A daily bulletin of news & opinion

29 July 2010

“Who owns the Bacardi Bar in Bishkek?” is not the type of question that generally troubles the sort of UN and World Bank diplomats who gathered in the Kyrgyz Republic’s capital for this week’s donor conference. But as they agreed to plonk $1.1bn (€845m) into the hands of the new government, with little supervision, it is one that matters.



The aid injection is designed to help the country rebuild the towns of Osh and Jalalabad, both ravaged by last month’s ethnic violence in the country’s south. But much of it is likely to be “diverted”.



The new Kyrgyz government has nationalised plush holiday resorts on Lake Issyk Kul, a distillery, a fuel supply company, a cinema, a telecoms provider, the largest private bank, and much else besides: a protection, its supporters argue, against any residual rapaciousness on the part of the old government. A prelude, cynics argue, to lucrative re-privatisations at a later date.

“The interim government has taken a decision on nationalisation in connection with the fact that the previous cabinet of ministers allowed black schemes to work in the country,” said Theodore Ahlers, the World Bank’s strategy and operations director, after announcing the aid package and perhaps just slightly discouraged by the rate of asset seizures. “We are encouraged by the efforts of the new authorities to raise standards in public life, improve accountability, and strengthen oversight over public spending,” he added.



Roza Otunbayeva, the new president, assured donors collected in Bishkek that the $1.1bn aid injection was in safe hands. Anti-corruption laws in the new constitution would “help to destroy the schemes of grand larceny of people’s money that were devised by the previous regimes”, she insisted.


She is no doubt honest and well intentioned, but the same cannot be said for many of her colleagues. Indeed, many were responsible for devising the murky schemes she referred to. 


Perhaps that’s why it’s surprisingly difficult, for example, to find out what happened to many of the businesses, the Bacardi Bar included, that were controlled by Maxim Bakiyev, the former president’s son.

When I visited in June, there were no cars outside the club and at that point gangs were still laying waste to the country’s south, the former president’s stronghold. Inside the club, a group of young men and women lurked by a back room.

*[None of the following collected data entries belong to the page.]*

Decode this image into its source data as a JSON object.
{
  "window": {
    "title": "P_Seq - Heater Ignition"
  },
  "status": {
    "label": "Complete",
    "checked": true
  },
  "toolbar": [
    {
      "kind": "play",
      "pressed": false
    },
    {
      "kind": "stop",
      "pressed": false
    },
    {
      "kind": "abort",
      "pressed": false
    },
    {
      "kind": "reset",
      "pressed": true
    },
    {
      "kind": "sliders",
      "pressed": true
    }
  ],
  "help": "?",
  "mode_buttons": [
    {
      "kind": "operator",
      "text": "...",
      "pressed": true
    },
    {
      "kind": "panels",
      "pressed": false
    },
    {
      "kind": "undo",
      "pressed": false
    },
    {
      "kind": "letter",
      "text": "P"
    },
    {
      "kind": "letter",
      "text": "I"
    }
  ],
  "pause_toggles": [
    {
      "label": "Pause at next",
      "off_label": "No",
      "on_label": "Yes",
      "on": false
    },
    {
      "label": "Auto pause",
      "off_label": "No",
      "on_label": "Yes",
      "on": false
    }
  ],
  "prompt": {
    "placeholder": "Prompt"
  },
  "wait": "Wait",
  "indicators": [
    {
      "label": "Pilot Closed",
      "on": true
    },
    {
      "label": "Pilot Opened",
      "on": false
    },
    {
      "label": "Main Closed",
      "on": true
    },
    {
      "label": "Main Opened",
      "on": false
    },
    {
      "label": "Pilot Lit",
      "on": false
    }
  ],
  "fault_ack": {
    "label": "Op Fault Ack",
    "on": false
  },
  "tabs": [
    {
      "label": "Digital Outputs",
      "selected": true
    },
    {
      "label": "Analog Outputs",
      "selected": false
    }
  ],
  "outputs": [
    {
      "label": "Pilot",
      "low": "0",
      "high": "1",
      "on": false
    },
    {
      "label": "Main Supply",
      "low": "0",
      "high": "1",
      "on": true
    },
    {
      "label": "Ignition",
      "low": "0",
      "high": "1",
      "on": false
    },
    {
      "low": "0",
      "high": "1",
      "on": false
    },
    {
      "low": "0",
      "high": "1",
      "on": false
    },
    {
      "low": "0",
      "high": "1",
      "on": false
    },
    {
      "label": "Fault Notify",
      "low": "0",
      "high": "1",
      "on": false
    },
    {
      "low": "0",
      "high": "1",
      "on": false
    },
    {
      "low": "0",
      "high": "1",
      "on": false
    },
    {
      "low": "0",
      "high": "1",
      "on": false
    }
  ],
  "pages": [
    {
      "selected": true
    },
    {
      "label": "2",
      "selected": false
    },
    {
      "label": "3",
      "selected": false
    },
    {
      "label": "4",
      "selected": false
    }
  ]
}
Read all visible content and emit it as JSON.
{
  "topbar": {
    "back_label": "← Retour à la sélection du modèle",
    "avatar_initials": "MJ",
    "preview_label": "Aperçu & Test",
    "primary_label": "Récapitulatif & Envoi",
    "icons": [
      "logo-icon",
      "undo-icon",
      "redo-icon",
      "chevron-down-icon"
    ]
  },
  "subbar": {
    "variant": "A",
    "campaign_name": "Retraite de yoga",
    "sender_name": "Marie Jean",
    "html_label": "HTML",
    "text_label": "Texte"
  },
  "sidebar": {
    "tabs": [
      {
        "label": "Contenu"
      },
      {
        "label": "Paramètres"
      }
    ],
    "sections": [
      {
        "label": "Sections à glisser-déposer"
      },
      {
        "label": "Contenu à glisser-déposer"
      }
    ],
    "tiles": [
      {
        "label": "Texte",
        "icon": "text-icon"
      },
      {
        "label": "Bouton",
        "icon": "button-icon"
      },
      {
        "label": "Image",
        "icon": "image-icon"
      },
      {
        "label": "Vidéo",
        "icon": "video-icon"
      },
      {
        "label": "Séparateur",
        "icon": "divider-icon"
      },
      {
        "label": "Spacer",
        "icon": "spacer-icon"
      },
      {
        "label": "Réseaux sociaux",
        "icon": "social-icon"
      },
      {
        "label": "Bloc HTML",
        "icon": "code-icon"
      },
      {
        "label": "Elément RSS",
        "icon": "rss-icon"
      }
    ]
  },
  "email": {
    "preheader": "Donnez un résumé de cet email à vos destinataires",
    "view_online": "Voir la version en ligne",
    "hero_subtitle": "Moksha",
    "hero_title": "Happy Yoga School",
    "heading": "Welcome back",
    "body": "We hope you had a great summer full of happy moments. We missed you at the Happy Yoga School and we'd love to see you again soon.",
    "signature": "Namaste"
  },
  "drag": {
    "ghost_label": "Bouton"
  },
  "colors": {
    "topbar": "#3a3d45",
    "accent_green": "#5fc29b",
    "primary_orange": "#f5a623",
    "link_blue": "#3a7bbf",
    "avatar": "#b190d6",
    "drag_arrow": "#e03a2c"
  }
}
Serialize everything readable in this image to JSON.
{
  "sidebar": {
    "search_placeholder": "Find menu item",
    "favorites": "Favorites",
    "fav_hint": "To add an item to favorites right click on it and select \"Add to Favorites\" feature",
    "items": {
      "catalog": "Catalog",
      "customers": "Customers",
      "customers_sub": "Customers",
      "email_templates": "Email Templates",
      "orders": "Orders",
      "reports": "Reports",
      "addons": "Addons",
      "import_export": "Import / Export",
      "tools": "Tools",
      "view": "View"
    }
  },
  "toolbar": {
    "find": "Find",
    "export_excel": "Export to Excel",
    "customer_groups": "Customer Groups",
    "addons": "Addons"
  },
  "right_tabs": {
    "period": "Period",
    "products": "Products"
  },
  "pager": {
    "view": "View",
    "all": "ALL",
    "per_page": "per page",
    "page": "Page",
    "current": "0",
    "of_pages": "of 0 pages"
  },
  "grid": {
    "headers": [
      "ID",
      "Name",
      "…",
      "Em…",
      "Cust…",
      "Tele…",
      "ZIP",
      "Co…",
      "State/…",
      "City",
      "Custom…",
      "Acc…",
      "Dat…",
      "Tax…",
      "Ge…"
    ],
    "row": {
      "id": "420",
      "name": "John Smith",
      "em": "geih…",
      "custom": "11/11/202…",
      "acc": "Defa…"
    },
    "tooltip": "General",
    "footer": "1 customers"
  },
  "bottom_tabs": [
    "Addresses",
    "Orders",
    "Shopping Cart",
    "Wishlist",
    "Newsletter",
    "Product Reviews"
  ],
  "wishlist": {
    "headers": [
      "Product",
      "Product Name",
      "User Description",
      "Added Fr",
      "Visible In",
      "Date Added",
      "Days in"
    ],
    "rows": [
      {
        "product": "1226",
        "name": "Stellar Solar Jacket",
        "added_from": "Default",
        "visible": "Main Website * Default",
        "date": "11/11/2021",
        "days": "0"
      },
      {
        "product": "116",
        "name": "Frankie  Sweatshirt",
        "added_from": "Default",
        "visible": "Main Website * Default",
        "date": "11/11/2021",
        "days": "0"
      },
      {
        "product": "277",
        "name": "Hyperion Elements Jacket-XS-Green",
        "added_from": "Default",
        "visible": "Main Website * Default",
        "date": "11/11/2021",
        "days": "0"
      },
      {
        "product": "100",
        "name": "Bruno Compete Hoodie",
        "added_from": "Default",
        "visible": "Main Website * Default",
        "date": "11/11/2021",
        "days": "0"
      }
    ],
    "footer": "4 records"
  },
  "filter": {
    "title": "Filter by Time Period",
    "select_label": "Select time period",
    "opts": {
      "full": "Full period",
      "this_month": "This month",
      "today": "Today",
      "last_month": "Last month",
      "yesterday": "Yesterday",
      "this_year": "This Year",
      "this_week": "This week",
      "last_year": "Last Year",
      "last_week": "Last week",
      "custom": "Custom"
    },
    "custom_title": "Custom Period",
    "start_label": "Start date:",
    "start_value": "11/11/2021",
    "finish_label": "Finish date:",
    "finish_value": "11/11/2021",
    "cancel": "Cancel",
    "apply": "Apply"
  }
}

“I heard Maxim Bakiyev is the owner here,” I asked.


”Ex-owner”, answered a young man dressed in black trousers and a black T-shirt.


“Who’s the new owner? When did Bakiyev leave?”


”I know. But I can’t say.”



It was then that he pulled up his T-shirt slowly to reveal the leather holster on his belt, a pistol neatly clipped inside.



At the conference in Bishkek’s Hyatt hotel, the new government may talk of its new transparency, but on the streets outside, everything seems as murky as ever, at least according to one nightclub impresario. 

”It’s very unclear as to who owns what proportion of what,” he said.



What is clear is that someone is doing very well. “Bacardi’s going from strength to strength, which is bizarre. It’s the busiest place in the city right now,” he added.